A Farewell Made of Small Change

The image shows a bustling street scene in front of a weathered, multi-story commercial building with various storefront signs. In the foreground, a motorized tricycle taxi carries passengers past parked cars and scooters on a bright, sunny day.

Samantha Duan


The air in the Philippines was heavy, thick with the scent of sea salt, crushed mango leaves, and the sharp tang of diesel exhaust. Distant karaoke bass thumped softly through the humid afternoon, mingling with the sudden, brief downpours that drummed against corrugated tin roofs. Sitting on the concrete steps of my Airbnb, I felt that familiar, quiet ache settling in my chest; the paradox of loving a place that wears its struggles so openly. I travel to be moved, but I always brace myself for the inevitable breaking.

She appeared on my second day, a girl of about eight with perpetually scraped knees and an oversized, faded basketball jersey. She lingered by the rusted iron gate, tracking my movements with dark, observant eyes. The metallic clink of coins in her pocket announced her before she even spoke.

“Change, miss?” she asked. Her voice was bright, lacking the practiced melancholy I had seen in other cities.

I reached into my bag, feeling the sudden, heavy guilt of my own mobility, and pressed a few silver pesos into her palm. I expected her to run off, but instead, she stayed.

It didn’t stop at coins. By day four, she wasn’t just waiting for pesos; she was waiting for me. She had decided my name was too formal, shortening it with a gap-toothed grin. “Sammie!” she would call out, running up the narrow street as I returned from the market.

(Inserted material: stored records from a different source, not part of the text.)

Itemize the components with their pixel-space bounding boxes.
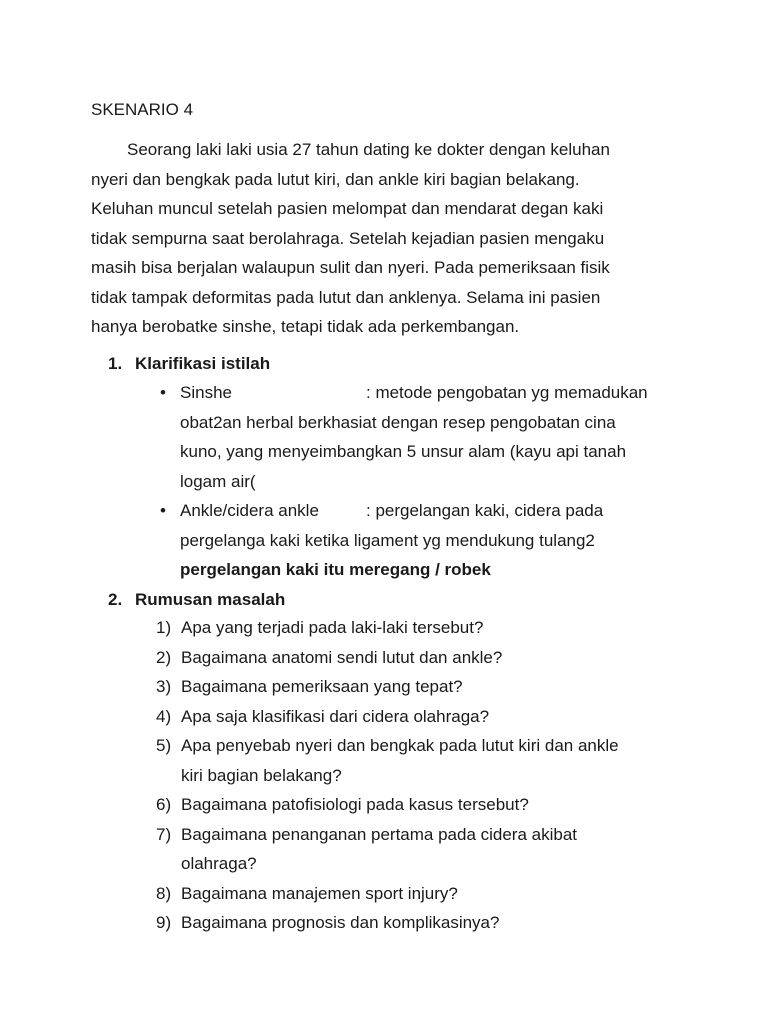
question-number: 6) [156, 795, 172, 814]
paragraph-line: tidak sempurna saat berolahraga. Setelah kejadian pasien mengaku [91, 228, 605, 248]
term-name: Ankle/cidera ankle [180, 501, 319, 520]
question-number: 3) [156, 677, 172, 696]
list-item [156, 672, 716, 702]
question-text: Bagaimana penanganan pertama pada cidera akibat [181, 824, 578, 844]
term-definition-line: pergelanga kaki ketika ligament yg mendukung tulang2 [180, 530, 595, 550]
question-text: Bagaimana prognosis dan komplikasinya? [181, 913, 500, 932]
question-number: 1) [156, 618, 172, 637]
question-list [156, 613, 716, 938]
question-text: Apa yang terjadi pada laki-laki tersebut? [181, 618, 484, 637]
term-definition-line: obat2an herbal berkhasiat dengan resep pengobatan cina [180, 412, 616, 432]
term-definition-line-bold: pergelangan kaki itu meregang / robek [180, 560, 491, 579]
term-definition-line: kuno, yang menyeimbangkan 5 unsur alam (kayu api tanah [180, 442, 627, 461]
term-definition-line: logam air( [180, 471, 256, 491]
question-text: Apa saja klasifikasi dari cidera olahraga? [181, 706, 490, 726]
section-number: 1. [108, 354, 123, 373]
question-number: 4) [156, 706, 172, 726]
question-text: Bagaimana anatomi sendi lutut dan ankle? [181, 647, 503, 667]
paragraph-line: Keluhan muncul setelah pasien melompat dan mendarat degan kaki [91, 199, 604, 218]
list-item [156, 790, 716, 820]
list-item [156, 643, 716, 673]
term-item-ankle [160, 496, 720, 585]
paragraph-line: masih bisa berjalan walaupun sulit dan nyeri. Pada pemeriksaan fisik [91, 258, 610, 277]
list-item [156, 908, 716, 938]
list-item [156, 613, 716, 643]
bullet-icon: • [160, 501, 166, 520]
question-text: Bagaimana patofisiologi pada kasus tersebut? [181, 795, 529, 814]
term-definition: : pergelangan kaki, cidera pada [366, 501, 604, 520]
list-item [156, 731, 716, 790]
list-item [156, 820, 716, 879]
question-number: 5) [156, 736, 172, 755]
question-text: Apa penyebab nyeri dan bengkak pada lutut kiri dan ankle [181, 736, 619, 755]
paragraph-line: tidak tampak deformitas pada lutut dan anklenya. Selama ini pasien [91, 287, 601, 307]
document-title: SKENARIO 4 [91, 100, 194, 119]
question-text: kiri bagian belakang? [181, 765, 342, 785]
section-heading-klarifikasi [108, 349, 270, 379]
question-text: Bagaimana manajemen sport injury? [181, 883, 458, 903]
section-heading-text: Rumusan masalah [135, 590, 286, 609]
term-item-sinshe [160, 378, 720, 496]
term-name: Sinshe [180, 383, 232, 402]
question-number: 8) [156, 883, 172, 903]
paragraph-line: Seorang laki laki usia 27 tahun dating ke dokter dengan keluhan [127, 140, 610, 159]
question-number: 7) [156, 824, 172, 844]
question-text: olahraga? [181, 854, 257, 873]
list-item [156, 879, 716, 909]
question-number: 2) [156, 647, 172, 667]
question-text: Bagaimana pemeriksaan yang tepat? [181, 677, 463, 696]
paragraph-line: hanya berobatke sinshe, tetapi tidak ada perkembangan. [91, 317, 520, 336]
section-heading-rumusan [108, 585, 285, 615]
section-number: 2. [108, 590, 123, 609]
term-definition: : metode pengobatan yg memadukan [366, 383, 648, 402]
list-item [156, 702, 716, 732]
bullet-icon: • [160, 383, 166, 402]
section-heading-text: Klarifikasi istilah [135, 354, 271, 373]
question-number: 9) [156, 913, 172, 932]
scenario-paragraph [91, 135, 691, 342]
paragraph-line: nyeri dan bengkak pada lutut kiri, dan ankle kiri bagian belakang. [91, 169, 580, 189]
term-list [160, 378, 720, 585]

We fell into a gentle, unspoken ritual. I would buy warm pandesal from the corner bakery, and we would sit together on the shaded steps. She wasn’t a tragic symbol of hardship; she was just a kid, vibrant and fiercely humorous. She told me animated stories about a legendary neighborhood stray dog that supposedly understood Tagalog, her laughter echoing against the cinderblock walls. As she talked, she would casually toss her gathered coins from one palm to the other—clink, clink, clink—a soundtrack to our afternoons.

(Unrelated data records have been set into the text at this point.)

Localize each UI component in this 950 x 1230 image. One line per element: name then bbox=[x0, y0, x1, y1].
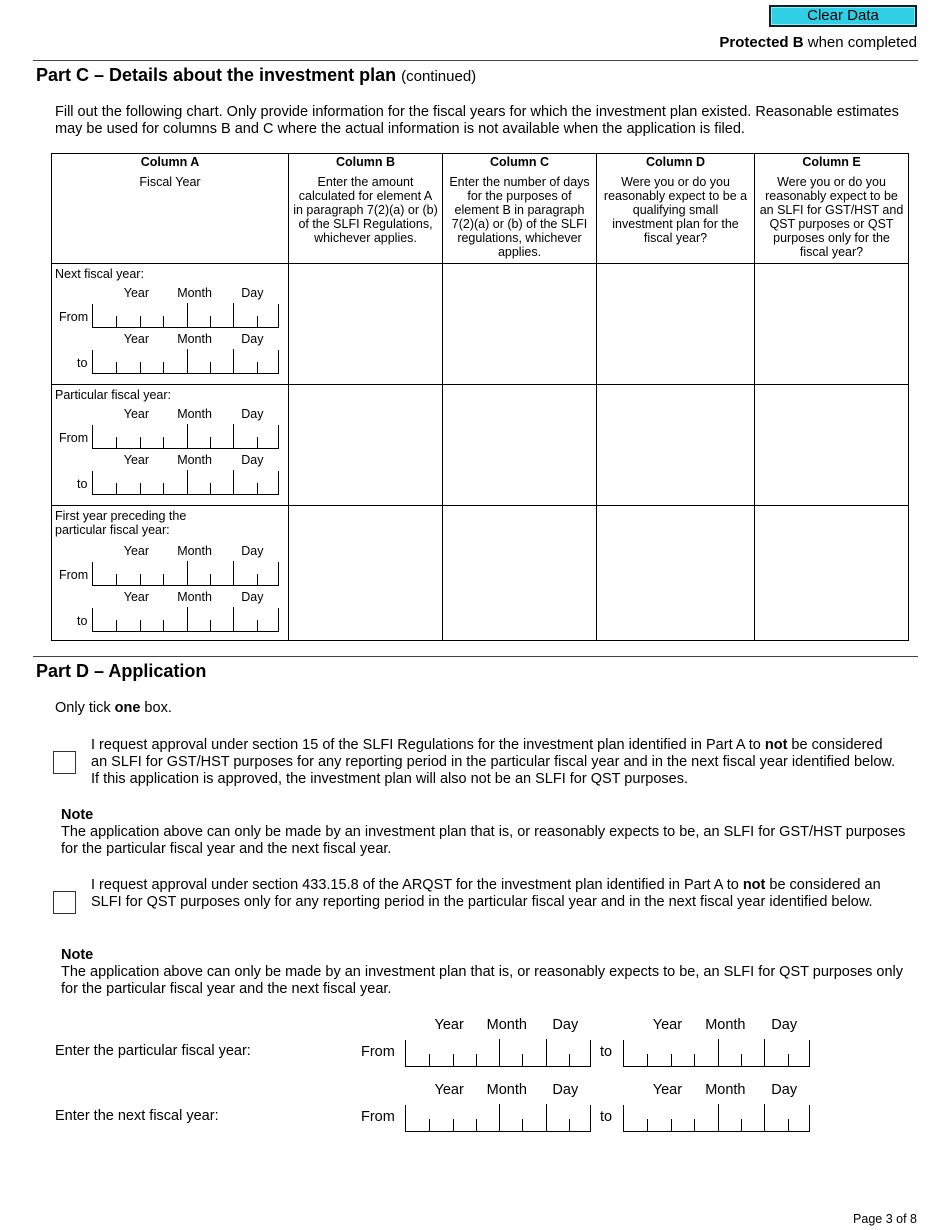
to-label: to bbox=[77, 613, 88, 628]
to-date-field[interactable] bbox=[92, 471, 279, 495]
next-to-year-label: Year bbox=[652, 1082, 683, 1098]
date-separator bbox=[694, 1054, 695, 1066]
protected-b-notice bbox=[719, 34, 917, 51]
table-header-row bbox=[52, 154, 909, 173]
option1-text bbox=[91, 737, 901, 788]
fiscal-year-cell bbox=[52, 263, 289, 384]
date-separator bbox=[522, 1054, 523, 1066]
from-date-field[interactable] bbox=[92, 562, 279, 586]
column-d-input[interactable] bbox=[597, 263, 755, 384]
day-label: Day bbox=[241, 452, 264, 467]
month-label: Month bbox=[177, 406, 212, 421]
date-separator bbox=[116, 483, 117, 494]
option1-checkbox[interactable] bbox=[53, 751, 76, 774]
next-fiscal-year-from-field[interactable] bbox=[405, 1105, 591, 1132]
month-label: Month bbox=[177, 452, 212, 467]
next-from-label: From bbox=[361, 1109, 395, 1125]
date-separator bbox=[116, 620, 117, 631]
date-separator bbox=[476, 1054, 477, 1066]
option2-pre: I request approval under section 433.15.8 of the ARQST for the investment plan identified in Part A to bbox=[91, 877, 743, 893]
date-separator bbox=[210, 620, 211, 631]
column-e-input[interactable] bbox=[755, 505, 909, 640]
table-desc-row bbox=[52, 173, 909, 264]
date-separator bbox=[569, 1054, 570, 1066]
date-separator bbox=[210, 574, 211, 585]
date-separator bbox=[764, 1104, 765, 1131]
date-separator bbox=[163, 316, 164, 327]
table-row bbox=[52, 384, 909, 505]
to-label: to bbox=[77, 355, 88, 370]
to-date-field[interactable] bbox=[92, 608, 279, 632]
date-separator bbox=[671, 1054, 672, 1066]
column-d-input[interactable] bbox=[597, 384, 755, 505]
option1-post: be considered an SLFI for GST/HST purposes for any reporting period in the particular fiscal year and in the next fiscal year identified below. If this application is approved, the investment plan will also not be an SLFI for QST purposes. bbox=[91, 737, 896, 787]
particular-to-label: to bbox=[600, 1044, 613, 1060]
date-separator bbox=[140, 362, 141, 373]
particular-from-label: From bbox=[361, 1044, 395, 1060]
date-separator bbox=[718, 1104, 719, 1131]
fiscal-year-cell bbox=[52, 384, 289, 505]
month-label: Month bbox=[177, 331, 212, 346]
date-separator bbox=[741, 1119, 742, 1131]
to-label: to bbox=[77, 476, 88, 491]
option2-bold: not bbox=[742, 877, 766, 893]
date-separator bbox=[187, 561, 188, 585]
divider bbox=[33, 656, 918, 657]
column-d-header: Column D bbox=[597, 154, 755, 173]
month-label: Month bbox=[177, 589, 212, 604]
next-fiscal-year-to-field[interactable] bbox=[623, 1105, 810, 1132]
next-from-day-label: Day bbox=[552, 1082, 579, 1098]
year-label: Year bbox=[123, 543, 150, 558]
date-separator bbox=[163, 574, 164, 585]
part-c-title-main: Part C – Details about the investment plan bbox=[36, 65, 397, 85]
option2-text bbox=[91, 877, 901, 911]
date-separator bbox=[140, 620, 141, 631]
date-separator bbox=[257, 483, 258, 494]
date-separator bbox=[140, 574, 141, 585]
column-c-input[interactable] bbox=[443, 384, 597, 505]
note2-text: The application above can only be made by an investment plan that is, or reasonably expects to be, an SLFI for QST purposes only for the particular fiscal year and the next fiscal year. bbox=[61, 964, 904, 997]
column-e-input[interactable] bbox=[755, 263, 909, 384]
date-separator bbox=[210, 316, 211, 327]
next-to-label: to bbox=[600, 1109, 613, 1125]
date-separator bbox=[233, 607, 234, 631]
date-separator bbox=[233, 561, 234, 585]
page-number: Page 3 of 8 bbox=[853, 1212, 917, 1226]
date-separator bbox=[499, 1039, 500, 1066]
next-year-label: Enter the next fiscal year: bbox=[55, 1108, 219, 1124]
column-c-desc: Enter the number of days for the purposes of element B in paragraph 7(2)(a) or (b) of the SLFI regulations, whichever applies. bbox=[443, 173, 597, 264]
column-d-desc: Were you or do you reasonably expect to be a qualifying small investment plan for the fiscal year? bbox=[597, 173, 755, 264]
column-d-input[interactable] bbox=[597, 505, 755, 640]
date-separator bbox=[257, 620, 258, 631]
date-separator bbox=[163, 437, 164, 448]
date-separator bbox=[187, 470, 188, 494]
day-label: Day bbox=[241, 589, 264, 604]
date-separator bbox=[546, 1039, 547, 1066]
next-from-year-label: Year bbox=[434, 1082, 464, 1098]
date-separator bbox=[210, 362, 211, 373]
from-date-field[interactable] bbox=[92, 304, 279, 328]
date-separator bbox=[140, 483, 141, 494]
day-label: Day bbox=[241, 331, 264, 346]
particular-to-year-label: Year bbox=[652, 1017, 683, 1033]
column-b-desc: Enter the amount calculated for element A in paragraph 7(2)(a) or (b) of the SLFI Regulations, whichever applies. bbox=[289, 173, 443, 264]
date-separator bbox=[257, 574, 258, 585]
column-b-input[interactable] bbox=[289, 263, 443, 384]
column-e-header: Column E bbox=[755, 154, 909, 173]
particular-from-year-label: Year bbox=[434, 1017, 464, 1033]
date-separator bbox=[694, 1119, 695, 1131]
date-separator bbox=[257, 362, 258, 373]
year-label: Year bbox=[123, 589, 150, 604]
date-separator bbox=[116, 362, 117, 373]
column-b-input[interactable] bbox=[289, 384, 443, 505]
option1-bold: not bbox=[764, 737, 788, 753]
column-b-input[interactable] bbox=[289, 505, 443, 640]
part-d-title: Part D – Application bbox=[36, 661, 207, 681]
date-separator bbox=[647, 1054, 648, 1066]
column-a-header: Column A bbox=[52, 154, 289, 173]
row-label: First year preceding the particular fiscal year: bbox=[55, 508, 187, 537]
column-c-input[interactable] bbox=[443, 263, 597, 384]
date-separator bbox=[233, 470, 234, 494]
particular-to-day-label: Day bbox=[771, 1017, 798, 1033]
date-separator bbox=[210, 483, 211, 494]
date-separator bbox=[764, 1039, 765, 1066]
option2-checkbox[interactable] bbox=[53, 891, 76, 914]
date-separator bbox=[788, 1054, 789, 1066]
column-c-header: Column C bbox=[443, 154, 597, 173]
date-separator bbox=[429, 1054, 430, 1066]
instruction-post: box. bbox=[140, 700, 172, 716]
particular-from-day-label: Day bbox=[552, 1017, 579, 1033]
part-c-title bbox=[36, 65, 476, 86]
date-separator bbox=[453, 1119, 454, 1131]
date-separator bbox=[257, 316, 258, 327]
year-label: Year bbox=[123, 285, 150, 300]
next-from-month-label: Month bbox=[486, 1082, 527, 1098]
from-label: From bbox=[59, 309, 89, 324]
particular-fiscal-year-from-field[interactable] bbox=[405, 1040, 591, 1067]
particular-from-month-label: Month bbox=[486, 1017, 527, 1033]
year-label: Year bbox=[123, 331, 150, 346]
date-separator bbox=[741, 1054, 742, 1066]
particular-year-label: Enter the particular fiscal year: bbox=[55, 1043, 251, 1059]
part-c-intro: Fill out the following chart. Only provide information for the fiscal years for which the investment plan existed. Reasonable estimates may be used for columns B and C where the actual information is not available when the application is filed. bbox=[55, 104, 899, 137]
part-c-title-suffix: (continued) bbox=[401, 68, 477, 85]
row-label: Next fiscal year: bbox=[55, 266, 144, 281]
date-separator bbox=[116, 437, 117, 448]
column-c-input[interactable] bbox=[443, 505, 597, 640]
date-separator bbox=[233, 303, 234, 327]
note1-heading: Note bbox=[61, 807, 94, 823]
month-label: Month bbox=[177, 285, 212, 300]
column-e-desc: Were you or do you reasonably expect to be an SLFI for GST/HST and QST purposes or QST purposes only for the fiscal year? bbox=[755, 173, 909, 264]
note1-text: The application above can only be made by an investment plan that is, or reasonably expects to be, an SLFI for GST/HST purposes for the particular fiscal year and the next fiscal year. bbox=[61, 824, 906, 857]
fiscal-year-table bbox=[51, 153, 909, 641]
date-separator bbox=[788, 1119, 789, 1131]
date-separator bbox=[140, 437, 141, 448]
table-row bbox=[52, 263, 909, 384]
date-separator bbox=[116, 574, 117, 585]
date-separator bbox=[429, 1119, 430, 1131]
date-separator bbox=[476, 1119, 477, 1131]
date-separator bbox=[187, 424, 188, 448]
next-to-day-label: Day bbox=[771, 1082, 798, 1098]
date-separator bbox=[233, 424, 234, 448]
date-separator bbox=[671, 1119, 672, 1131]
date-separator bbox=[546, 1104, 547, 1131]
instruction-bold: one bbox=[114, 700, 141, 716]
column-a-desc: Fiscal Year bbox=[52, 173, 289, 264]
date-separator bbox=[163, 483, 164, 494]
day-label: Day bbox=[241, 543, 264, 558]
clear-data-button[interactable]: Clear Data bbox=[769, 5, 917, 27]
date-separator bbox=[116, 316, 117, 327]
month-label: Month bbox=[177, 543, 212, 558]
date-separator bbox=[187, 349, 188, 373]
from-label: From bbox=[59, 567, 89, 582]
day-label: Day bbox=[241, 285, 264, 300]
day-label: Day bbox=[241, 406, 264, 421]
column-e-input[interactable] bbox=[755, 384, 909, 505]
date-separator bbox=[569, 1119, 570, 1131]
from-label: From bbox=[59, 430, 89, 445]
date-separator bbox=[718, 1039, 719, 1066]
particular-to-month-label: Month bbox=[705, 1017, 746, 1033]
column-b-header: Column B bbox=[289, 154, 443, 173]
option2-post: be considered an SLFI for QST purposes only for any reporting period in the particular fiscal year and in the next fiscal year identified below. bbox=[91, 877, 881, 910]
date-separator bbox=[187, 607, 188, 631]
date-separator bbox=[233, 349, 234, 373]
note2-heading: Note bbox=[61, 947, 94, 963]
year-label: Year bbox=[123, 406, 150, 421]
date-separator bbox=[522, 1119, 523, 1131]
instruction-pre: Only tick bbox=[55, 700, 115, 716]
date-separator bbox=[163, 620, 164, 631]
row-label: Particular fiscal year: bbox=[55, 387, 172, 402]
date-separator bbox=[453, 1054, 454, 1066]
date-separator bbox=[257, 437, 258, 448]
part-d-instruction bbox=[55, 700, 172, 717]
next-to-month-label: Month bbox=[705, 1082, 746, 1098]
date-separator bbox=[140, 316, 141, 327]
option1-pre: I request approval under section 15 of the SLFI Regulations for the investment plan identified in Part A to bbox=[91, 737, 765, 753]
date-separator bbox=[499, 1104, 500, 1131]
from-date-field[interactable] bbox=[92, 425, 279, 449]
date-separator bbox=[187, 303, 188, 327]
to-date-field[interactable] bbox=[92, 350, 279, 374]
date-separator bbox=[647, 1119, 648, 1131]
protected-b-suffix: when completed bbox=[803, 34, 917, 51]
table-row bbox=[52, 505, 909, 640]
year-label: Year bbox=[123, 452, 150, 467]
particular-fiscal-year-to-field[interactable] bbox=[623, 1040, 810, 1067]
date-separator bbox=[163, 362, 164, 373]
fiscal-year-cell bbox=[52, 505, 289, 640]
divider bbox=[33, 60, 918, 61]
date-separator bbox=[210, 437, 211, 448]
protected-b-label: Protected B bbox=[719, 34, 804, 51]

I often wonder why I keep returning to places that crack me open this way. There is a profound, uncomfortable moral tension in passing out loose change, knowing perfectly well it doesn’t dismantle the towering systems that keep a child lingering at a tourist’s gate. Yet, in those humid afternoons, the coins weren’t a savior’s solution; they were simply an excuse to sit together. The joy of these connections, however, is always shadowed by the reality of my passport. I get to leave. The deep affection I felt for her was genuine, but my ability to walk away made it a luxury.

On my final morning, the tricycle idled at the curb, its engine sputtering through the morning heat. She stood by the gate, her posture lacking its usual bouncy energy. I crouched down to her eye level, pressing the very last of my silver pesos into her small, warm hand.

“Bye, Sammie,” she said softly, closing her fingers over the metal.

“Take care of yourself,” I whispered. The words felt horribly inadequate, small and hollow against the vastness of her future.

I climbed into the sidecar. As we pulled away down the dusty street, I watched her in the rearview mirror until she was just a blur of color. I couldn’t hear the clink of the coins over the roaring engine, but I could feel their exact weight in my own empty pockets—heavy with the things we leave behind, and the debts we can never quite pay.